Marty Schroeder | Monday, March 5, 2007

On Wednesday, the Schola Musicorum will present its biannual “Abend-Musique,” a concert of Gregorian chant – which derives its name from Pope Gregory the Great – from the Middle Ages. The performance will take place in the Reyes Organ Hall of the DeBartolo Center of the Performing Arts. The singers are expected to give a fine performance, especially if students accompany the faculty performers – something that happened last year and greatly enriched the music.

The music department faculty founded the Schola Musicorum in 1993 for the purpose of Gregorian chant study and performance directly from manuscripts dating from the Medieval period. The directors of the program are professor Alexander Blachly, professor Calvin M. Bower and professor Daniel Stowe. The name of the concert, “Abend-Musique,” is a combination of the German word for evening and the French word for music. It comes from the name 17th century composer Dieterich Buxtehude used for his afternoon recitals in the Marienkirche in Lübeck.

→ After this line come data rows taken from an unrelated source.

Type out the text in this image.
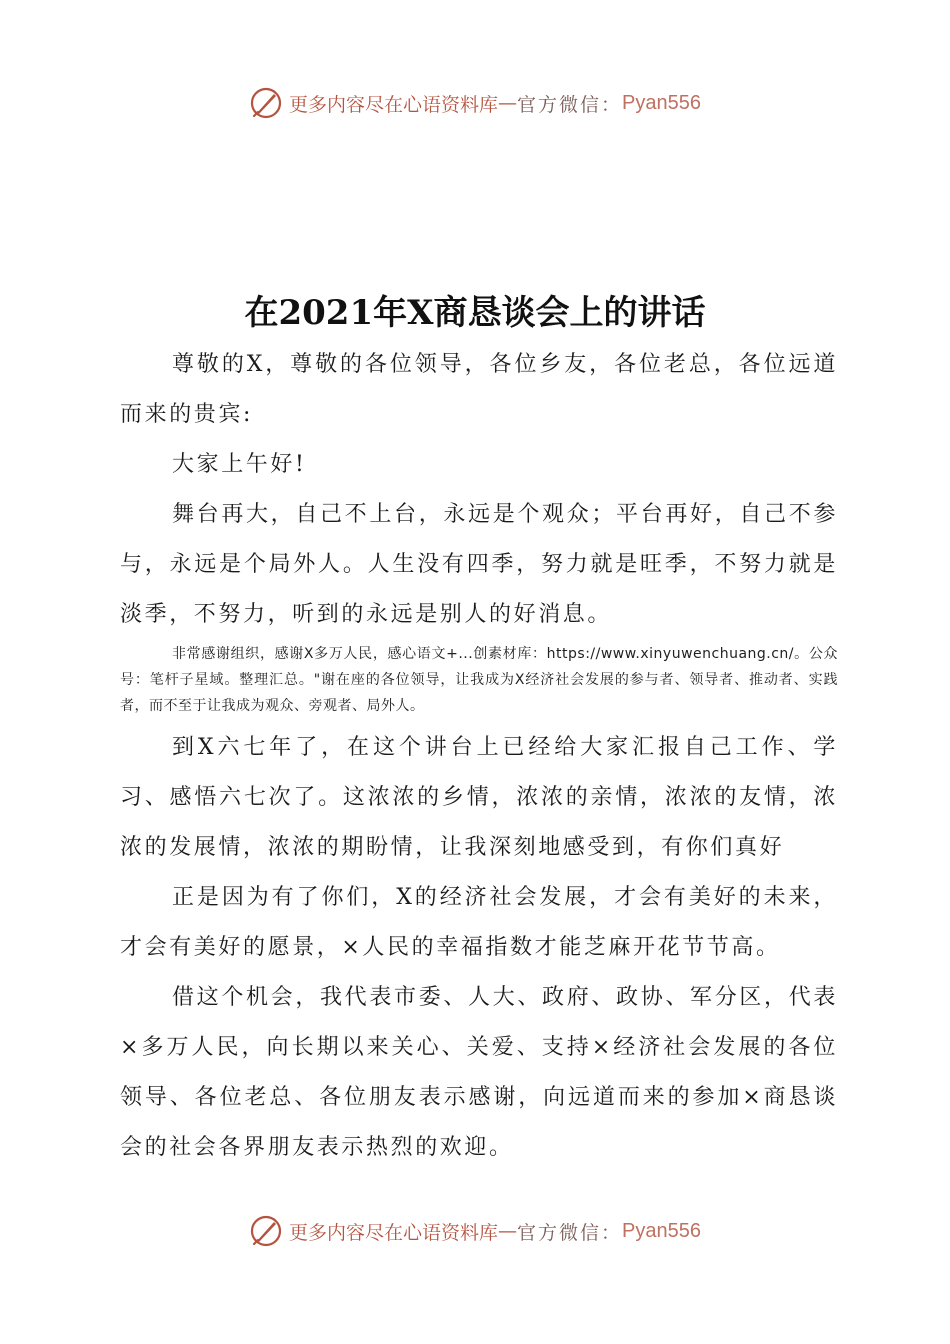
更多内容尽在心语资料库 — 官方微信： Pyan556
在2021年X商恳谈会上的讲话

尊敬的X，尊敬的各位领导，各位乡友，各位老总，各位远道而来的贵宾:

大家上午好!

舞台再大，自己不上台，永远是个观众；平台再好，自己不参与，永远是个局外人。人生没有四季，努力就是旺季，不努力就是淡季，不努力，听到的永远是别人的好消息。

非常感谢组织，感谢X多万人民，感心语文+...创素材库：https://www.xinyuwenchuang.cn/。公众号：笔杆子星域。整理汇总。"谢在座的各位领导，让我成为X经济社会发展的参与者、领导者、推动者、实践者，而不至于让我成为观众、旁观者、局外人。

到X六七年了，在这个讲台上已经给大家汇报自己工作、学习、感悟六七次了。这浓浓的乡情，浓浓的亲情，浓浓的友情，浓浓的发展情，浓浓的期盼情，让我深刻地感受到，有你们真好

正是因为有了你们，X的经济社会发展，才会有美好的未来，才会有美好的愿景，×人民的幸福指数才能芝麻开花节节高。

借这个机会，我代表市委、人大、政府、政协、军分区，代表×多万人民，向长期以来关心、关爱、支持×经济社会发展的各位领导、各位老总、各位朋友表示感谢，向远道而来的参加×商恳谈会的社会各界朋友表示热烈的欢迎。

更多内容尽在心语资料库 — 官方微信： Pyan556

Last spring, the Gregorian chant performed hailed from England and was the music used on the first Sunday of Lent. It was written in the 15th and 16th centuries.

The music performed is interesting because it predates the use of the modern harmonic system. As a result, it does not follow a metrical rhythm but instead relies on the rhythm of the words sung. All the pieces featured by the Schola Musicorum were in Latin, which is true for the vast majority of Gregorian chants, although a small portion of the chant corpus was written in Greek. Also, no instruments were used in last spring’s performance and likely none will used in the upcoming performance.

If the singers are up to last spring’s standard, the show will be equally impressive. Since this type of music is no longer used in liturgy and differs rhythmically from music made today, one of the joys of this performance is hearing unique music. The talent of the performers is unquestioned.

The style of the “Abend-Musique” ensemble is to have one individual sing, bring in another and then add the rest if present. The bringing of voices in and out of the performance adds a complexity that would not be present otherwise. Student participation this year would add another level of complexity. If female students sing, this will add even greater depth to the male voices heard throughout most of the show.

The Reyes Organ Hall provides the perfect space for this type of performance. The wooden crossbeams of the ceiling and massive organ with its beautiful woodwork transports the audience to a Medieval church. The small size of the space also provides an intimacy that would not be present elsewhere. The acoustics are fantastic and allow the music to flow into the audience, at times exhibiting its power and at others its delicate beauty.

If one would like to witness an excellent performance of Medieval chant in a wonderful space provided on campus, then this is the perfect performance to attend. The Schola Musicorum performs “Abend-Musique” every fall and spring, and its spring performance is this Wednesday at 8:30 and 9:30 p.m. Tickets are $3 for all.